[EM] Party lists and candidate multiwinner elections

[Kristofer Munsterhjelm]

On 10/20/2014 10:01 PM, Kathy Dopp wrote:
> Hmm. With only 2 seats, I would think group A would get both since
> they are so overwhelmingly larger than groups B and C.

It would do so if you were to use party list (e.g. Webster). But the 
property says that if you run a multiwinner election (where one 
candidate can only be elected once, e.g. STV) then if k parties were 
elected in the party list election, these parties will be elected as 
individual candidates in the multiwinner election. Toby had another way 
of phrasing it: it's like a party list election, except each party only 
fields a single candidate.

If each party only fields a single party, you can't do any better than A 
and B. Clearly, given these Plurality ballots, {A, B} is better than {A, 
C} or {B, C}.

Anyway, if you were to do it using Webster (proper party list, i.e. 
every party fields enough candidates), then you would get:

12000 voters: Party A
300 voters: Party B
10 voters: Party C

Divisor is 6000.
A gets 2 seats, B and C get none. (Note here that k=1 and the same 
result holds - A would win a Plurality election as a candidate.)

> There ideally should be 3 seats in this case.  IMO, the number of
> seats should range flexibly within certain values, allowing the
> number of seats to slightly change in order to make the
> proportionality fairer.  Are there any systems like that?

I don't know of any that are, but I think that it would be relatively 
easy to incorporate into Condorcet-like systems such as Schulze STV. If 
you let the seats range between say, 5 and 10 seats, then you simply do 
every contest of candidate subsets of cardinality between 5 and 10 
instead of limiting yourself to only 5-candidate ones (say).

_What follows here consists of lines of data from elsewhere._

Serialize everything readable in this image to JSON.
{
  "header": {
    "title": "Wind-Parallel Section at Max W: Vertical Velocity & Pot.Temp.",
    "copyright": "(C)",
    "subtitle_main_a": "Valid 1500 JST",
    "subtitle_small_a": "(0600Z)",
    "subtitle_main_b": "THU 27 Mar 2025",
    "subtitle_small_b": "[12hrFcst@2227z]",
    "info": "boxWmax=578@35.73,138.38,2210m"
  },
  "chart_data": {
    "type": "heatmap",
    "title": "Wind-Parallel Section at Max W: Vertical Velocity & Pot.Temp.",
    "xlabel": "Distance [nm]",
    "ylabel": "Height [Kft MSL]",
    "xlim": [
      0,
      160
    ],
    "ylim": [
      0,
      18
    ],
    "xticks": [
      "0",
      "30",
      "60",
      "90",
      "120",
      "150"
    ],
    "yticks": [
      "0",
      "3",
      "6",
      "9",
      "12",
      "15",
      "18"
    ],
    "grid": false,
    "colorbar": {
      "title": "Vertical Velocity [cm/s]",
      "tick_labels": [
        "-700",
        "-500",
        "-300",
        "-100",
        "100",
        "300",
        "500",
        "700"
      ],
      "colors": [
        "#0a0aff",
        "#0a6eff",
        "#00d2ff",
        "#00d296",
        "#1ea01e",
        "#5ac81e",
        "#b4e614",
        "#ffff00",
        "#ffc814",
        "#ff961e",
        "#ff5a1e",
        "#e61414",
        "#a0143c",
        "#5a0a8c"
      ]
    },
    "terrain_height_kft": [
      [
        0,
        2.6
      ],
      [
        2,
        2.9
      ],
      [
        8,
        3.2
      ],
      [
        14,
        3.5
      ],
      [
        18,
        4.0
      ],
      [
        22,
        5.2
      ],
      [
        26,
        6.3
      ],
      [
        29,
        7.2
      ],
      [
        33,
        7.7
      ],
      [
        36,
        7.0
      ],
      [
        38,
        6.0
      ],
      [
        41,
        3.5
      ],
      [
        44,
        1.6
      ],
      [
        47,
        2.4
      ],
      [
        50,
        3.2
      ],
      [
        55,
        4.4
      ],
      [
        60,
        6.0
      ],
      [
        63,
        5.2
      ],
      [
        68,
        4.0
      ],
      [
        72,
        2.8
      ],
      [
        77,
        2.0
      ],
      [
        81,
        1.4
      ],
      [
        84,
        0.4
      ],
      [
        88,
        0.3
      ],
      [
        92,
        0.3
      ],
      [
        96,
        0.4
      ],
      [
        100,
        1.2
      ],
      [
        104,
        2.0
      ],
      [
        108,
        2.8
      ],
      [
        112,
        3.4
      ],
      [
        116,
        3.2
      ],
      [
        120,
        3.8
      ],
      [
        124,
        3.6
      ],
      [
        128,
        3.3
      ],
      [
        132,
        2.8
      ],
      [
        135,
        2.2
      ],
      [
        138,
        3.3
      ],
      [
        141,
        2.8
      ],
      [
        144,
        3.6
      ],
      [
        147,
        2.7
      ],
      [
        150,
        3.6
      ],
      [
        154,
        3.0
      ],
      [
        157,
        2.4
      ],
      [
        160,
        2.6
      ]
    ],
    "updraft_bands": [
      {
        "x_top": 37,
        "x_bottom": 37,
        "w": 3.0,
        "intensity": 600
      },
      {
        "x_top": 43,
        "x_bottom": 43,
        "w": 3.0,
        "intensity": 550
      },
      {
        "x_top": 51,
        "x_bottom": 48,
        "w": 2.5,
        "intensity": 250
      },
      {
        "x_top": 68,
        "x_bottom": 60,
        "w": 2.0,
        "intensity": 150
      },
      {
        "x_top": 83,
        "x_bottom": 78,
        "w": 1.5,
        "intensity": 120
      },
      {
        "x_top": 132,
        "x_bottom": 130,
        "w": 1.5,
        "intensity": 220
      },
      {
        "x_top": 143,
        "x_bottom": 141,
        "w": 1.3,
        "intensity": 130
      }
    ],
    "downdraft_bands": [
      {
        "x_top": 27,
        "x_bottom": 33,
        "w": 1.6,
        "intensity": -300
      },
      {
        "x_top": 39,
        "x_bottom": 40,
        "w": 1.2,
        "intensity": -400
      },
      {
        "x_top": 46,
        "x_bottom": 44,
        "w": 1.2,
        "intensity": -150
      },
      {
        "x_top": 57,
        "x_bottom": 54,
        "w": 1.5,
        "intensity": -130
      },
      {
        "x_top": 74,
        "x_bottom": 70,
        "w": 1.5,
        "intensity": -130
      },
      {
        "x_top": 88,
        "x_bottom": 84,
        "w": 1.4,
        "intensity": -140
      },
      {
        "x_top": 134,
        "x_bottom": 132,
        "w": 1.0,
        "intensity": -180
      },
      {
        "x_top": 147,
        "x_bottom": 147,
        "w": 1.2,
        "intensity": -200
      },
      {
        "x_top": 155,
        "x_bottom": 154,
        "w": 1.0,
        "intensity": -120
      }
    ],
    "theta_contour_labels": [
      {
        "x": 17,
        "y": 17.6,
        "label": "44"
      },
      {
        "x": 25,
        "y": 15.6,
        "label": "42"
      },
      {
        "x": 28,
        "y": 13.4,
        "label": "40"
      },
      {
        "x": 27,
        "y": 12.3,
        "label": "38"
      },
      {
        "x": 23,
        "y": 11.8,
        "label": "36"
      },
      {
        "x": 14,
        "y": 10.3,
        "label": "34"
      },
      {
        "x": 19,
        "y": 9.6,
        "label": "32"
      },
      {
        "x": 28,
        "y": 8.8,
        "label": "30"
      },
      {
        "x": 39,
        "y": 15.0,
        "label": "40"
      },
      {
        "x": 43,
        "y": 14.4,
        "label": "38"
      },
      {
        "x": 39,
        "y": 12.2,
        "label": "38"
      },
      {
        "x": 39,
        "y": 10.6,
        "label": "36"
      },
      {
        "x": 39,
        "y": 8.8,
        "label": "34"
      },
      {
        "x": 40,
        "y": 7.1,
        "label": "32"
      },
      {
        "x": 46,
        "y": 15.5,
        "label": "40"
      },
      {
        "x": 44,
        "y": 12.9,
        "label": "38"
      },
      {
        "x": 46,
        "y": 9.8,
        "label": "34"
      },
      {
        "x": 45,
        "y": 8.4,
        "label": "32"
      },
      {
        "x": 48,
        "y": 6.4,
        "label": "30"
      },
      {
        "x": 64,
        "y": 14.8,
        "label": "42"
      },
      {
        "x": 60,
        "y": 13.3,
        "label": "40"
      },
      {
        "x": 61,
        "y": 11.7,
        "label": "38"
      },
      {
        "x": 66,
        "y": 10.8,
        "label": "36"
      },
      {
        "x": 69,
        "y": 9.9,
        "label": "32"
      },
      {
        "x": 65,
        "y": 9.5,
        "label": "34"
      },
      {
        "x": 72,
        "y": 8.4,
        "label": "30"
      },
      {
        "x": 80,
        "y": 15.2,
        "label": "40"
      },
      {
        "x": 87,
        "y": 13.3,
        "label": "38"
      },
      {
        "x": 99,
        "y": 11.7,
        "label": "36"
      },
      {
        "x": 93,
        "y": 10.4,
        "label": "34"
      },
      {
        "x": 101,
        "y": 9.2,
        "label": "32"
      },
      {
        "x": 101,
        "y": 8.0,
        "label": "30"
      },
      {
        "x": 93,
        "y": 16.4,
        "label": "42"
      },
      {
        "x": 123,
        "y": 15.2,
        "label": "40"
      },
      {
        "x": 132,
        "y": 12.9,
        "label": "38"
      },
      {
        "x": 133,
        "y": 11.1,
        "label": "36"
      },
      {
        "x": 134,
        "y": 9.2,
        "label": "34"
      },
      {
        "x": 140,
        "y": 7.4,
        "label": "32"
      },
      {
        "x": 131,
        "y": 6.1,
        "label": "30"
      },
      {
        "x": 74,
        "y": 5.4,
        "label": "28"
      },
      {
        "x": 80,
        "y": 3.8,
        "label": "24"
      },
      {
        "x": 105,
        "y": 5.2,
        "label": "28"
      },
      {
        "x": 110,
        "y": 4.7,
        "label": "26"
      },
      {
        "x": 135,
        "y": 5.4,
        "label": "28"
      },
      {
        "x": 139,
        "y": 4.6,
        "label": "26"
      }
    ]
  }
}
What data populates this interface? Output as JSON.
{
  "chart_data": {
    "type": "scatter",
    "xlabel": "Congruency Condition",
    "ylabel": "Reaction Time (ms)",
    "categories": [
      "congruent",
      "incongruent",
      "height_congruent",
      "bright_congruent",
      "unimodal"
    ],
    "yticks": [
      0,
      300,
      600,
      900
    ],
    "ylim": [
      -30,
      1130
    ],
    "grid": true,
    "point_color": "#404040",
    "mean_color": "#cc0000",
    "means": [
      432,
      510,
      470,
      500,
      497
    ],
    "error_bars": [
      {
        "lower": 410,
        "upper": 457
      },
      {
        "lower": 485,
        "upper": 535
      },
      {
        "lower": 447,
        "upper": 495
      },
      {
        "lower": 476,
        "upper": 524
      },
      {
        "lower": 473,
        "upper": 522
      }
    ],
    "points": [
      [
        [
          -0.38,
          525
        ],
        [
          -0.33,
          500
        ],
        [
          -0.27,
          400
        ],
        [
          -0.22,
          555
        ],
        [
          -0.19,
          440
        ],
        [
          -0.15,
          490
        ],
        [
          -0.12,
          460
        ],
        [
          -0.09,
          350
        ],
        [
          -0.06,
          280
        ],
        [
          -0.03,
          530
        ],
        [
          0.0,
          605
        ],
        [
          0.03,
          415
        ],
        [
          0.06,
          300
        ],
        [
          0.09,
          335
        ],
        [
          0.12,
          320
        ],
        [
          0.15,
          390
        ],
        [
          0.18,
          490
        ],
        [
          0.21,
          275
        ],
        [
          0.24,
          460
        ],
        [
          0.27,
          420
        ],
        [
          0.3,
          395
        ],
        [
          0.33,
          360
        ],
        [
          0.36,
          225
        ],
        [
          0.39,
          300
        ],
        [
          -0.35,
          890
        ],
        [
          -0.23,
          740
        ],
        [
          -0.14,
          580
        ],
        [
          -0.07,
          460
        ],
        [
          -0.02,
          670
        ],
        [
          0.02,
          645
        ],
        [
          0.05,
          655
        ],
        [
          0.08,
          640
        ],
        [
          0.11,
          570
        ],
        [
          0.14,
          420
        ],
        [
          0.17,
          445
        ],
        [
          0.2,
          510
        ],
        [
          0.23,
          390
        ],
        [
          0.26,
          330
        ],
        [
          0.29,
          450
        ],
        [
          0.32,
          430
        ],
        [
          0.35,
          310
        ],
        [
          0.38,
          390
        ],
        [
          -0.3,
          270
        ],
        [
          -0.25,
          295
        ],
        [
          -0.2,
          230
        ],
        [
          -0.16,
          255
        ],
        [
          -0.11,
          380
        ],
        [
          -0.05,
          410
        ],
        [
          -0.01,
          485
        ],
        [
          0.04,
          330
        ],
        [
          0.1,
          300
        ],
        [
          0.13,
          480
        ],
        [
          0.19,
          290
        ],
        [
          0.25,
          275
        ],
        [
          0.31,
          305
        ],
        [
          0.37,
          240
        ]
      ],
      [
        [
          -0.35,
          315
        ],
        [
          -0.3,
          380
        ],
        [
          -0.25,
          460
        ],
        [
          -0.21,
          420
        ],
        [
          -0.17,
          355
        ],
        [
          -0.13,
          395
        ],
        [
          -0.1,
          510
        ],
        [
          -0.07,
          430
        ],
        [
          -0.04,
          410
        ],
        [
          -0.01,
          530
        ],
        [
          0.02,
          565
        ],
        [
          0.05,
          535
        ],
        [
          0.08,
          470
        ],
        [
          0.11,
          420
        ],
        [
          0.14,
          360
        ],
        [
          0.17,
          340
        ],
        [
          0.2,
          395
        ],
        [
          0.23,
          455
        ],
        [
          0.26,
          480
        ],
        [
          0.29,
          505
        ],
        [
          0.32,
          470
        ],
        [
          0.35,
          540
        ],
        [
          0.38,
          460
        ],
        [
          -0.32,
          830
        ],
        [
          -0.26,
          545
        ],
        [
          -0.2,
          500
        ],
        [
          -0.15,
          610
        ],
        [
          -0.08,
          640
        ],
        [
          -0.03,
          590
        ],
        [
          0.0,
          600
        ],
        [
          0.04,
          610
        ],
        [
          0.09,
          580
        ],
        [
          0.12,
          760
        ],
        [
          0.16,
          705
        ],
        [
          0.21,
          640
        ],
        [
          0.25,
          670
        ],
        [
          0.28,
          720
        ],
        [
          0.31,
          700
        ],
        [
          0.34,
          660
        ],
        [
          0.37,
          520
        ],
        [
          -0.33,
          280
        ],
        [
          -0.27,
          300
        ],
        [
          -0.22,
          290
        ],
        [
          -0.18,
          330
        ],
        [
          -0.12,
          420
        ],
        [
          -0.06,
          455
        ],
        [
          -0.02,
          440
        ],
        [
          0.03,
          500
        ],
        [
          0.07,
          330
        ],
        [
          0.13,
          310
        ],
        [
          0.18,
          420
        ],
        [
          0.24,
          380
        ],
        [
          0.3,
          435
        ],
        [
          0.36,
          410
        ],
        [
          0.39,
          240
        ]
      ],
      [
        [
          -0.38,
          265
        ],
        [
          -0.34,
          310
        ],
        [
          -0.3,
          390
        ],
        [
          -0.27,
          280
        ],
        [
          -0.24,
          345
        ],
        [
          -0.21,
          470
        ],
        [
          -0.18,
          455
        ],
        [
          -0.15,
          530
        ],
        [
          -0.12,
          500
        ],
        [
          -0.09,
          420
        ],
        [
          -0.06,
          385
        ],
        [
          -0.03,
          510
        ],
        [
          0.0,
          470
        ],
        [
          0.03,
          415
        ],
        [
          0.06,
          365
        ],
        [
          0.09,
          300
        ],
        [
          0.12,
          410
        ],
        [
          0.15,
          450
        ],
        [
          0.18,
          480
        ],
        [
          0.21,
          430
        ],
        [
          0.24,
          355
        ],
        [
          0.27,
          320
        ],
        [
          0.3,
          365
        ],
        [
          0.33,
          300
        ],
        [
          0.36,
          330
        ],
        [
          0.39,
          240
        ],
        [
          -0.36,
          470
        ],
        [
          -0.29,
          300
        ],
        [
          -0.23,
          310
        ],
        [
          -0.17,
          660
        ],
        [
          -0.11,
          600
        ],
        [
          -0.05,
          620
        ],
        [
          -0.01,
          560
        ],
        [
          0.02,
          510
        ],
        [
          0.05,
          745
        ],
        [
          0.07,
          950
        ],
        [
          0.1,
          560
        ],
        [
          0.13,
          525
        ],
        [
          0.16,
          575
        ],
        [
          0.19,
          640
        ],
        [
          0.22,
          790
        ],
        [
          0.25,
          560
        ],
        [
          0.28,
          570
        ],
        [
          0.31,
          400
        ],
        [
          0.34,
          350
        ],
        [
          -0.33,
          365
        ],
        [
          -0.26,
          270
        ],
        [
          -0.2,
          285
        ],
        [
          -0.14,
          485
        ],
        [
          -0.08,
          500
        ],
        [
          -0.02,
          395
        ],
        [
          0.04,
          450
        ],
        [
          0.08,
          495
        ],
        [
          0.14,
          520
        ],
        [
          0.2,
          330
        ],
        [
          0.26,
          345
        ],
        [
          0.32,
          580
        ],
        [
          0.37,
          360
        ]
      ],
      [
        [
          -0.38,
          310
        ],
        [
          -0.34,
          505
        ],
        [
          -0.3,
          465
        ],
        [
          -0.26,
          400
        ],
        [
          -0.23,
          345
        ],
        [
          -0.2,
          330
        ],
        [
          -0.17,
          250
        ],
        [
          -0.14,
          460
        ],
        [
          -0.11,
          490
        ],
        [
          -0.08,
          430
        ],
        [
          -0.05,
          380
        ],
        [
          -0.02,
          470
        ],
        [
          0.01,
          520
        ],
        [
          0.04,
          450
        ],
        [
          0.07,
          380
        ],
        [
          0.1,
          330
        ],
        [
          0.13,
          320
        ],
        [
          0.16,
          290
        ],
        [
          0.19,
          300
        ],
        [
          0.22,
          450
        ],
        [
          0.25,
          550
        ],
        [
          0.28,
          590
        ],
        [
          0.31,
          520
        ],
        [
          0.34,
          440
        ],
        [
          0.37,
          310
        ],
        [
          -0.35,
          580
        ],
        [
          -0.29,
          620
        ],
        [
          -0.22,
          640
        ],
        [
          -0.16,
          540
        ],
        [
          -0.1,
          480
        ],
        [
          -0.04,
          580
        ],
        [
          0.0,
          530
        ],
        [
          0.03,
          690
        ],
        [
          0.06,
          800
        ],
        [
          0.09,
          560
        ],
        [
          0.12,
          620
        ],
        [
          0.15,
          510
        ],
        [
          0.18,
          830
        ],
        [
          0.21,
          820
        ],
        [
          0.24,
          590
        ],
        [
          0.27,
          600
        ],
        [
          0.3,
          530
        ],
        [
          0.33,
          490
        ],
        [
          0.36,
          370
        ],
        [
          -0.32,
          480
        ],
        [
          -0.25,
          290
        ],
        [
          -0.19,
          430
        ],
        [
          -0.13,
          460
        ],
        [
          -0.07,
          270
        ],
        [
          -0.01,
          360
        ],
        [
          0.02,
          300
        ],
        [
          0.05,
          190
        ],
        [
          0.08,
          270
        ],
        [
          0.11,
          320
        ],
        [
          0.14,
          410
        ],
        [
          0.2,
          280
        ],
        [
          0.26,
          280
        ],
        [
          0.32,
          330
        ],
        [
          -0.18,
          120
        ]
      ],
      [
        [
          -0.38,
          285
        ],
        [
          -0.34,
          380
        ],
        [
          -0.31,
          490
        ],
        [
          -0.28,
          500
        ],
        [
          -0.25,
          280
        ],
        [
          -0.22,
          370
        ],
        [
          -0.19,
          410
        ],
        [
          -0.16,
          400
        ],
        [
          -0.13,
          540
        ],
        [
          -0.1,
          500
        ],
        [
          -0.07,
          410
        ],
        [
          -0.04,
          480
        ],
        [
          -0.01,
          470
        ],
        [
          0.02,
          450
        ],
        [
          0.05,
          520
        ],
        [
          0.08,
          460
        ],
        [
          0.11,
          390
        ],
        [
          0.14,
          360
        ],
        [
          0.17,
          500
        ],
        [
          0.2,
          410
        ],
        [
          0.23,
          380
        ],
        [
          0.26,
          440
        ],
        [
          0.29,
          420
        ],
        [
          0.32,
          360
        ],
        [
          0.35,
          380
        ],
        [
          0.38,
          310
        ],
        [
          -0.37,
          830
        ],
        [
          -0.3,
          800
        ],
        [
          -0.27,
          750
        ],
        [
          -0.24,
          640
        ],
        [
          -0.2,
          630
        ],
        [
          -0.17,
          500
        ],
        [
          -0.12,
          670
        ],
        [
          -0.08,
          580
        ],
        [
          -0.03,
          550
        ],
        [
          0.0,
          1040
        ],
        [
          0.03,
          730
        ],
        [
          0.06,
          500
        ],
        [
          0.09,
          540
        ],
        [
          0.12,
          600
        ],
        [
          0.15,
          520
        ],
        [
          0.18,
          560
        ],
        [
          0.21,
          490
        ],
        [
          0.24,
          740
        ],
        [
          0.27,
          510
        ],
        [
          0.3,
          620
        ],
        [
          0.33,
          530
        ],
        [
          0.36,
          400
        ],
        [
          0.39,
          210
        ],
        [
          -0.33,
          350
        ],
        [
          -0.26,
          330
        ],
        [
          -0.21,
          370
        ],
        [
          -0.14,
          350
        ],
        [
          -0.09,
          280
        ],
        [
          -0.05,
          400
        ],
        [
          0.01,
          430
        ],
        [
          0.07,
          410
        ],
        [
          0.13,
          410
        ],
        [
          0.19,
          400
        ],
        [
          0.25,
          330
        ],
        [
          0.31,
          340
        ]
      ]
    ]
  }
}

Clustering methods could also be adjusted that way. Just replace the 
constraint that the number of clusters (each corresponding to a 
different elected candidate) must be exactly 5 (or whatnot) with two 
inequality constraints saying the number of clusters can't be less than 
5 or greater than 10.

Ordinary STV would have some difficulties here. For party list, like 
Webster, one could calculate the disproportionality of each party (by 
the chi-squared test or similar) and then choose the seat number that 
gives least disproportionality in total, since Webster optimizes the 
chi-squared metric. Warren gives other measures that different divisor 
methods optimize, so the same should in principle be possible for, say, 
D'Hondt/Jefferson. But for such methods, the sequential algorithm 
(Sainte-Laguë or D'Hondt) would probably be better than the 
divide-and-round algorithm since the former lets you assign one seat at 
a time, thus having a lower time complexity given that you have to go 
through all seat numbers to find the one with the least 
disproportionality anyway.